FSC in Support of Revising Insurance Business Act

The Financial Services Commission (FSC) is in support of the ruling Democratic Party's amendment to the Insurance Business Act.

The ruling Democratic Party of Korea has tabled an amendment to the Insurance Business Act to compel Samsung Group’s insurance subsidiaries to sell their shares in Samsung Electronics. The Financial Services Commission (FSC) made an official announcement in favor of the amendment on July 30, causing a stir.

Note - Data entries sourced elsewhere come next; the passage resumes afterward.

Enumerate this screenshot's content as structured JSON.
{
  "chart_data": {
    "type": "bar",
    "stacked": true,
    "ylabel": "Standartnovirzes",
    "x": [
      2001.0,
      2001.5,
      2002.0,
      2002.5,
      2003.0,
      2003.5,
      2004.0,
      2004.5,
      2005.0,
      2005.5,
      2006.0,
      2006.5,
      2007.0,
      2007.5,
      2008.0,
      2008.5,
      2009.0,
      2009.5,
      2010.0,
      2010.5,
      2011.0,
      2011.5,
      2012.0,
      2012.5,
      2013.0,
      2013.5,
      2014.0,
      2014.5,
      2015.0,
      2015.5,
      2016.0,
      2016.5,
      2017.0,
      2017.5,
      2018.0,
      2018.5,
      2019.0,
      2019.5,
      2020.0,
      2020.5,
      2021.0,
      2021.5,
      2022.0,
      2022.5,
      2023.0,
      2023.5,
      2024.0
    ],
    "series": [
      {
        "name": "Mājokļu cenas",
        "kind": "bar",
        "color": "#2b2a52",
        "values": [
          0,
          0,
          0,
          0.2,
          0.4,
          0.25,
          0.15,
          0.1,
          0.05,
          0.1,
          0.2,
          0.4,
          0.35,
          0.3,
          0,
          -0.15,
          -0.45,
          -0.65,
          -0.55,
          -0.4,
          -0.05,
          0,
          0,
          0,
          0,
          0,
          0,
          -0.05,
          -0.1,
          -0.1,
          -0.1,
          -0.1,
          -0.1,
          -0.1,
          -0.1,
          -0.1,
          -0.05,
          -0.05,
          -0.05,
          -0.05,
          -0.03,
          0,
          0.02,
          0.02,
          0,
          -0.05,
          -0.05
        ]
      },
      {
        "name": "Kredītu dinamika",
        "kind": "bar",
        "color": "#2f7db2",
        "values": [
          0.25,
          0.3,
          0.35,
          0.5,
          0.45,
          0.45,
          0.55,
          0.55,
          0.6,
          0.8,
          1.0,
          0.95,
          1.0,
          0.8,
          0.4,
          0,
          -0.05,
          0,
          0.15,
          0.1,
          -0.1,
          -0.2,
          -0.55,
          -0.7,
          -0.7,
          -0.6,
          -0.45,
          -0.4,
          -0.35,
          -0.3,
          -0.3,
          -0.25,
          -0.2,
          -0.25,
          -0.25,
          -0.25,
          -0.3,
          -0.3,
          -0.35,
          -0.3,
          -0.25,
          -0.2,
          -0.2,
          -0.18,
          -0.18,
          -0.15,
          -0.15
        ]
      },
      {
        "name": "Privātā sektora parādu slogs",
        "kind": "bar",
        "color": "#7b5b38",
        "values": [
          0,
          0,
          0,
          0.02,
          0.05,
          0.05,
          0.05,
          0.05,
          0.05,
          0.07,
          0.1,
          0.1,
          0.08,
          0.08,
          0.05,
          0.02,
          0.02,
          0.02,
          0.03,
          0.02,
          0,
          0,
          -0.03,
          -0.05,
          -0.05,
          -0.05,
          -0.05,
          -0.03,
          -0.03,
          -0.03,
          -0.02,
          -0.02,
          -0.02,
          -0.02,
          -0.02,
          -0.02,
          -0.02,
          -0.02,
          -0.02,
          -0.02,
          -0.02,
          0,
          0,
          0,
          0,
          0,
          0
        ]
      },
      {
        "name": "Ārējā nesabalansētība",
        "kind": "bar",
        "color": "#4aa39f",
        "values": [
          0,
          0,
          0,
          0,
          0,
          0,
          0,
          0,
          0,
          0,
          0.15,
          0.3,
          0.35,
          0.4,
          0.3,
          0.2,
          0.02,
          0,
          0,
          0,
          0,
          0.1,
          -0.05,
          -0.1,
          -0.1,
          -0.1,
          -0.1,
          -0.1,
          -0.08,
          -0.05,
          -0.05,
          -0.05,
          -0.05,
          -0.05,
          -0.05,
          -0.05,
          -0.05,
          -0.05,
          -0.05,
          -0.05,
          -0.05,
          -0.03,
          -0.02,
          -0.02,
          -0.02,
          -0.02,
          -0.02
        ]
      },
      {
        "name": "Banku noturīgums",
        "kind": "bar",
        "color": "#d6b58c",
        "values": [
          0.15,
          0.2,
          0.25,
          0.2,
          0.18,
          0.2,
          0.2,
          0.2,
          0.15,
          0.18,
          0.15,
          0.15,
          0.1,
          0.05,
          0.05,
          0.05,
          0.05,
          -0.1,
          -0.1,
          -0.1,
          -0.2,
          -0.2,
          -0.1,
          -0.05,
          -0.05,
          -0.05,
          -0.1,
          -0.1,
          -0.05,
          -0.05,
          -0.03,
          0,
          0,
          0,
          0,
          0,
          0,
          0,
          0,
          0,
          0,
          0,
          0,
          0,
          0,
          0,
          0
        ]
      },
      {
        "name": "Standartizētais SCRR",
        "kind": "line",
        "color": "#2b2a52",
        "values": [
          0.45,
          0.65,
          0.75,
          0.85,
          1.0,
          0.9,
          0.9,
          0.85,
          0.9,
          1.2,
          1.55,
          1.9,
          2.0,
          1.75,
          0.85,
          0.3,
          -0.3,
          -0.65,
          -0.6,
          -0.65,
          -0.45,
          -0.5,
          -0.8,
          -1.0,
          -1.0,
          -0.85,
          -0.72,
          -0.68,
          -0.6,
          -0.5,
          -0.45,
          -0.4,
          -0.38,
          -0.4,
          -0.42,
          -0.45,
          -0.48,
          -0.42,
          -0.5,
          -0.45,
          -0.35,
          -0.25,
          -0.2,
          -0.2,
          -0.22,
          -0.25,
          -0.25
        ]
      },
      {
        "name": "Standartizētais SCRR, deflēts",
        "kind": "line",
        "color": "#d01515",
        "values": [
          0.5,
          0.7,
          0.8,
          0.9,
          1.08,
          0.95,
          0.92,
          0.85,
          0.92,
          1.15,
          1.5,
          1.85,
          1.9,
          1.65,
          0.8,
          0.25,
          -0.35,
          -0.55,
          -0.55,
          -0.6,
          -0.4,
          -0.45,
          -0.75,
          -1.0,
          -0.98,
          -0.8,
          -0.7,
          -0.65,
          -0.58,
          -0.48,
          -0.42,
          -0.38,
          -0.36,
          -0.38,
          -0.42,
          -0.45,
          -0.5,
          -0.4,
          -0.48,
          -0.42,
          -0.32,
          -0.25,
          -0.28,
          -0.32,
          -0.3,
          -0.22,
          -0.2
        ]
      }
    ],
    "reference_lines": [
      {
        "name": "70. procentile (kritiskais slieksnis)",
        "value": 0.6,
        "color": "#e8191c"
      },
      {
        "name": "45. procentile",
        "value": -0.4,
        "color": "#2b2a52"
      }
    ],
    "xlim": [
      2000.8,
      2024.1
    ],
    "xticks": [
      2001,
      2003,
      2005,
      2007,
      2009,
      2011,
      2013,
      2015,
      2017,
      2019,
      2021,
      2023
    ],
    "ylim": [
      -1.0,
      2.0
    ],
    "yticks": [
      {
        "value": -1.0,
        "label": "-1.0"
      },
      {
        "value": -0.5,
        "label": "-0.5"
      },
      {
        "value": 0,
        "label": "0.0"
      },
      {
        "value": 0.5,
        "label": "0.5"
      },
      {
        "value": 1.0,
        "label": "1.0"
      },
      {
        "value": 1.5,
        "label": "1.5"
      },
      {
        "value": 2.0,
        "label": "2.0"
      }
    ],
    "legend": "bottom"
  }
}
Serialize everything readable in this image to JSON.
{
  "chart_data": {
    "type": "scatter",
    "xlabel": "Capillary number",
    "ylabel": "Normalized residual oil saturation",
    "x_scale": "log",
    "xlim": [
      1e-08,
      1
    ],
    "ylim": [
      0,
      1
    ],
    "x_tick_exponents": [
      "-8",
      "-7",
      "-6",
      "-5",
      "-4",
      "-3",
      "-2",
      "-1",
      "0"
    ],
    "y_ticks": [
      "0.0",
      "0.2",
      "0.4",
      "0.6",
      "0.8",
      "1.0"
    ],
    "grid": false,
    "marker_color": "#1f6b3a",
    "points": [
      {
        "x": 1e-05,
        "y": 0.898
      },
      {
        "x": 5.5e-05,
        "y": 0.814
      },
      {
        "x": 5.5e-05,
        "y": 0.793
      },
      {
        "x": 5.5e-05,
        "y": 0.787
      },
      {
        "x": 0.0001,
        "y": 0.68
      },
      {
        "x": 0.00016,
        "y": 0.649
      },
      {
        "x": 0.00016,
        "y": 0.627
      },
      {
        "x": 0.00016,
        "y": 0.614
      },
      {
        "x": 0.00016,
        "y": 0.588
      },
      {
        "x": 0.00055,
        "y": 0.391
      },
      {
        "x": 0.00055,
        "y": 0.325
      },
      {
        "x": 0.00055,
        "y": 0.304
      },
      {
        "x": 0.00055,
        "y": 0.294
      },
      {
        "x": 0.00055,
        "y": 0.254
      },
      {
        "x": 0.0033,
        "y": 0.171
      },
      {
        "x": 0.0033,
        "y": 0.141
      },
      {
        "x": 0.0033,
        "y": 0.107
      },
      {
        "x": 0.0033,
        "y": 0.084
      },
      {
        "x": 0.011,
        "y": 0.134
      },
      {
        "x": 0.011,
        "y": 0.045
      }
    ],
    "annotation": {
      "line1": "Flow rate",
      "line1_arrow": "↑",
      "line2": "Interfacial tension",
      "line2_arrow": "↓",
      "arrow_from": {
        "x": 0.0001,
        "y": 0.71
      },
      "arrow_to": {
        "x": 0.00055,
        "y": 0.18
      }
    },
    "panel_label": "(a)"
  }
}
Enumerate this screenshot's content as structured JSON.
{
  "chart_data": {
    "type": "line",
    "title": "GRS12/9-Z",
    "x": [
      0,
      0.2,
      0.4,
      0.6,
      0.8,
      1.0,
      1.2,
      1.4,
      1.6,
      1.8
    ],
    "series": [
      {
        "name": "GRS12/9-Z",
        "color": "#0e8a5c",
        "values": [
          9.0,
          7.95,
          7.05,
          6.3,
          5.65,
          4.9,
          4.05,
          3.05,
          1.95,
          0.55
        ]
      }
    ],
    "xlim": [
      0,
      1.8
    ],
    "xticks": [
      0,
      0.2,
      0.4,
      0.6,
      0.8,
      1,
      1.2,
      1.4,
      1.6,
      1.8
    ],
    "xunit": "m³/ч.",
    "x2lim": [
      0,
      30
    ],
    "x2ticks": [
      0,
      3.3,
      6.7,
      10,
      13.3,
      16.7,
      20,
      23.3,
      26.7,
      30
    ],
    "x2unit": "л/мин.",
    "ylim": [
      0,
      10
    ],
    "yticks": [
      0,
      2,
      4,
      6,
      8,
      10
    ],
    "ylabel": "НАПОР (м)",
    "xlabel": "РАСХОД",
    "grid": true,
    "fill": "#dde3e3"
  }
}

According to the current Insurance Business Act, an insurance company’s shareholding in a major shareholder or a subsidiary for loss and risk prevention is limited to 3 percent of its total assets and the stock price in this case is calculated on an acquisition cost instead of market value basis. The amendment, tabled last month, is to calculate the price on a market value basis.

At present, Samsung Life Insurance’s and Samsung Fire & Marine Insurance’s shareholdings in Samsung Electronics are estimated at 500 billion won and 100 billion won on an acquisition cost basis, respectively. Those are equivalent to approximately 0.1 percent of the respective total assets of the companies. On a market value basis, however, the figures jump to 29,436.8 billion won (9.5 percent) and 5,239.3 billion won (6.2 percent), respectively. Once the law is revised, they must sell 23 trillion won of Samsung Electronics shares within a grace period of five years.

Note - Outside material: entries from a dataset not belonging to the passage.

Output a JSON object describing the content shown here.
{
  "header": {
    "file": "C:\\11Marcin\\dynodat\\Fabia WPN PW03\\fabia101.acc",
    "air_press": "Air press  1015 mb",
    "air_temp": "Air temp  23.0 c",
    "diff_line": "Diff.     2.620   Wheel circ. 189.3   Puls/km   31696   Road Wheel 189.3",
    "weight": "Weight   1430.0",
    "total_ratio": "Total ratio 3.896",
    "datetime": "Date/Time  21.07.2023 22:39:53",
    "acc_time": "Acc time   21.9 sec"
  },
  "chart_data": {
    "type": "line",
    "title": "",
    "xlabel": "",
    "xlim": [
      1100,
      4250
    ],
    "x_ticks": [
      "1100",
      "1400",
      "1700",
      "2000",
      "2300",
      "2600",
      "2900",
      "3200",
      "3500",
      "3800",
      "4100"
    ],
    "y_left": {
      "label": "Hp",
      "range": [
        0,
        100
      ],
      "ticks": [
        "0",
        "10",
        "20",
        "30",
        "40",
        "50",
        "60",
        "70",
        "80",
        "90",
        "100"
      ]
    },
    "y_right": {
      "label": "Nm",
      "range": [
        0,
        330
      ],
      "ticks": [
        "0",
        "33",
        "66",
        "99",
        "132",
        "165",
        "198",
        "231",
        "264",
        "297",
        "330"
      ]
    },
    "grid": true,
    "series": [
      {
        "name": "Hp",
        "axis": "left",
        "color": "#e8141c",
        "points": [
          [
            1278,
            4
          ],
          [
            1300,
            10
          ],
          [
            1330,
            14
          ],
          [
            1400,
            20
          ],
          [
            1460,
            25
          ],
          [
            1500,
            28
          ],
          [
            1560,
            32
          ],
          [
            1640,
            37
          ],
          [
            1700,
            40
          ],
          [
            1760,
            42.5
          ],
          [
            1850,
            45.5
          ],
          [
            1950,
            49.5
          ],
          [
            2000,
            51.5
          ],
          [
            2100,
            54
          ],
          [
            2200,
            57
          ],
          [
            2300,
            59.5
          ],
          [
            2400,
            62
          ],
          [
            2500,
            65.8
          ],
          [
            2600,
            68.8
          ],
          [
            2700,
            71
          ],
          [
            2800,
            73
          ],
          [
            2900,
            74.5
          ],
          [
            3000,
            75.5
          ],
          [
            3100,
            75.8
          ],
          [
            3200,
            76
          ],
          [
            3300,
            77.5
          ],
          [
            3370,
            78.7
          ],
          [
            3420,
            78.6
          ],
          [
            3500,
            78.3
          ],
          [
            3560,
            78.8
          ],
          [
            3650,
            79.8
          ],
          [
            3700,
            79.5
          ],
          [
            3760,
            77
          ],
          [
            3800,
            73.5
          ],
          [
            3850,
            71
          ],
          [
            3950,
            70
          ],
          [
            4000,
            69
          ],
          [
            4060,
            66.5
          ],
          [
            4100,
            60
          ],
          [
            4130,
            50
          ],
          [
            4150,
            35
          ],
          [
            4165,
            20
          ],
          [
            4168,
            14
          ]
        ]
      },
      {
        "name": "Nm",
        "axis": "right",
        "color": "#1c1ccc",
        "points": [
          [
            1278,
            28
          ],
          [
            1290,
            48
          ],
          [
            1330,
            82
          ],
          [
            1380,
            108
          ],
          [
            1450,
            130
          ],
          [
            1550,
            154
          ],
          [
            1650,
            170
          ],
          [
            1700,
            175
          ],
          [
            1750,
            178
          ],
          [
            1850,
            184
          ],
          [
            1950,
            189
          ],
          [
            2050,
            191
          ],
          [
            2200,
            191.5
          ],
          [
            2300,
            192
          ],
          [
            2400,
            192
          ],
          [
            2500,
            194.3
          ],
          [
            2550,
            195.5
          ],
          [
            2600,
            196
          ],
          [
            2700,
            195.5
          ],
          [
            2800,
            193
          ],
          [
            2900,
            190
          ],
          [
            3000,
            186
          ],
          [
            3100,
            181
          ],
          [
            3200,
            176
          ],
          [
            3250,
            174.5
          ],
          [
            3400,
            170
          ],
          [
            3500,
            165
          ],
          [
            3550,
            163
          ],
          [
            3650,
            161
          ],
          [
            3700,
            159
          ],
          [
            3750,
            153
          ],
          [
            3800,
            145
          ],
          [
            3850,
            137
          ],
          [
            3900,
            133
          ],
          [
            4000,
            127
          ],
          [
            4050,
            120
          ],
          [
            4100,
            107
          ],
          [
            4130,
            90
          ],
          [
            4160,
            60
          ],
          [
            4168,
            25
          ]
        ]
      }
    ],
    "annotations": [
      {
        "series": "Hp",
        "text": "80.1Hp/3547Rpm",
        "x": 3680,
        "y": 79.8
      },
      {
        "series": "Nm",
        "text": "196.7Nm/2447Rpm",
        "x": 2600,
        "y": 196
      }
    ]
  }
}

The bill is likely to be passed within this year with both the majority ruling party and the government in favor of it. “Regulations regarding an insurer’s investment in a subsidiary in the same business group are in effect only in South Korea and Japan and the regulations in Japan are based on acquisition costs,” said an industry source, adding, “The amendment is likely to cause many side effects with few positive effects.”